Therefore, it seems that the dimensions being merged may be incorrect, and not all the parameters of the experts have been combined properly?
I think you may not follow the instructions correctly. The examples in tutorial should exactly work for your zip file. You should get a new checkpoint folder new_swin_moe_small_for_2_gpus/ containing 3 files in total. Please check if your new checkpoint folder corresponds with the file list below:
$ ls -ls new_swin_moe_small_for_2_gpus/
total 2121952
202872 -rw-r--r-- 1 root root 207739264 Oct 28 04:20 swin_moe_small_patch4_window12_192_32expert_32gpu_22k.pth.master
959540 -rw-r--r-- 1 root root 982561440 Oct 28 04:19 swin_moe_small_patch4_window12_192_32expert_32gpu_22k.pth.rank0
959540 -rw-r--r-- 1 root root 982561440 Oct 28 04:19 swin_moe_small_patch4_window12_192_32expert_32gpu_22k.pth.rank1
Feel free to let us know if the issue is still unsolved.

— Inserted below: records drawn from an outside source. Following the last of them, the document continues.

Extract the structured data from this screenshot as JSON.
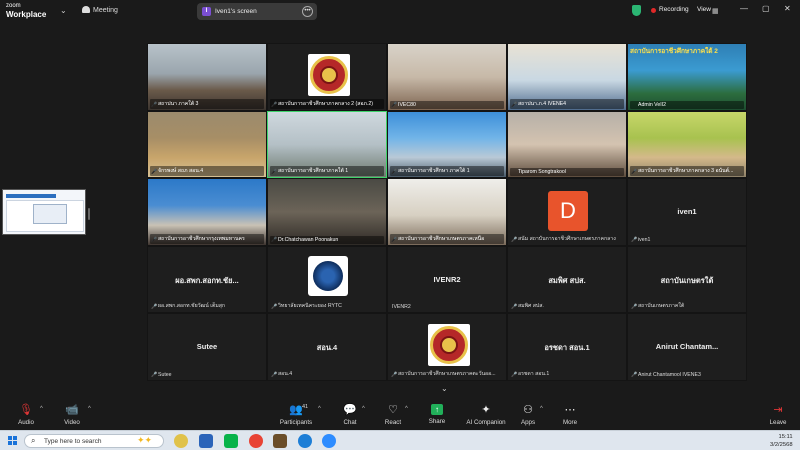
{
  "app": {
    "logo_line1": "zoom",
    "logo_line2": "Workplace",
    "meeting_label": "Meeting"
  },
  "share": {
    "badge": "I",
    "label": "Iven1's screen"
  },
  "status": {
    "recording": "Recording",
    "view": "View"
  },
  "tiles": [
    {
      "label": "สถาปนา ภาคใต้ 3",
      "muted": true
    },
    {
      "label": "สถาบันการอาชีวศึกษาภาคกลาง 2 (สอภ.2)",
      "muted": true
    },
    {
      "label": "IVEC80",
      "muted": true
    },
    {
      "label": "สถาปนา.ภ.4 IVENE4",
      "muted": true
    },
    {
      "label": "Admin VeII2",
      "muted": false,
      "overlay": "สถาบันการอาชีวศึกษาภาคใต้ 2"
    },
    {
      "label": "จักรพงษ์ สถภ สอน.4",
      "muted": true
    },
    {
      "label": "สถาบันการอาชีวศึกษาภาคใต้ 1",
      "muted": true
    },
    {
      "label": "สถาบันการอาชีวศึกษา ภาคใต้ 1",
      "muted": true
    },
    {
      "label": "Tiparom Songtrakool",
      "muted": false
    },
    {
      "label": "สถาบันการอาชีวศึกษาภาคกลาง 3 อนันต์...",
      "muted": true
    },
    {
      "label": "สถาบันการอาชีวศึกษากรุงเทพมหานคร",
      "muted": true
    },
    {
      "label": "Dr.Chatchawan Poonakun",
      "muted": true
    },
    {
      "label": "สถาบันการอาชีวศึกษาเกษตรภาคเหนือ",
      "muted": true
    },
    {
      "label": "สนัม สถาบันการอาชีวศึกษาเกษตรภาคกลาง",
      "muted": true,
      "avatar": "D"
    },
    {
      "label": "iven1",
      "muted": true,
      "name": "iven1"
    },
    {
      "label": "ผอ.สพก.สอกท.ชัยวัฒน์ เต็มสุก",
      "muted": true,
      "name": "ผอ.สพก.สอกท.ชัย..."
    },
    {
      "label": "วิทยาลัยเทคนิคระยอง RYTC",
      "muted": true
    },
    {
      "label": "IVENR2",
      "muted": false,
      "name": "IVENR2"
    },
    {
      "label": "สมพิศ สปส.",
      "muted": true,
      "name": "สมพิศ สปส."
    },
    {
      "label": "สถาบันเกษตรภาคใต้",
      "muted": true,
      "name": "สถาบันเกษตรใต้"
    },
    {
      "label": "Sutee",
      "muted": true,
      "name": "Sutee"
    },
    {
      "label": "สอน.4",
      "muted": true,
      "name": "สอน.4"
    },
    {
      "label": "สถาบันการอาชีวศึกษาเกษตรภาคตะวันออ...",
      "muted": true
    },
    {
      "label": "อรชดา สอน.1",
      "muted": true,
      "name": "อรชดา สอน.1"
    },
    {
      "label": "Anirut Chantamool IVENE3",
      "muted": true,
      "name": "Anirut  Chantam..."
    }
  ],
  "toolbar": {
    "audio": "Audio",
    "video": "Video",
    "participants": "Participants",
    "participants_count": "41",
    "chat": "Chat",
    "react": "React",
    "share": "Share",
    "ai_companion": "AI Companion",
    "apps": "Apps",
    "more": "More",
    "leave": "Leave"
  },
  "taskbar": {
    "search_placeholder": "Type here to search",
    "time": "15:11",
    "date": "3/2/2568"
  },
  "colors": {
    "active_speaker": "#3fd36b",
    "recording": "#e02828",
    "muted": "#e03030"
  }
}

Thank you very much. The issue has been solved.
Hi,
I have downloaded the checkpoint for a 32-expert Swin-Transformer-MOE. However, the checkpoints are dependent sub-checkpoints distributed across different ranks (32 ranks). I want to load these sub-checkpoints and fine-tune the model on a 2-GPU machine.
To do this, should I gather the sub-checkpoints into a single checkpoint? I attempted to use the script from gather.py, but it did not work. Could you help me understand what went wrong?
Additionally, I checked the original code and found that the condition "if k.endswith('._num_global_experts')" is returning false. Is this due to the format of the Swin-Transformer-MOE checkpoint? I'm quite confused about this.
Thank you for your assistance!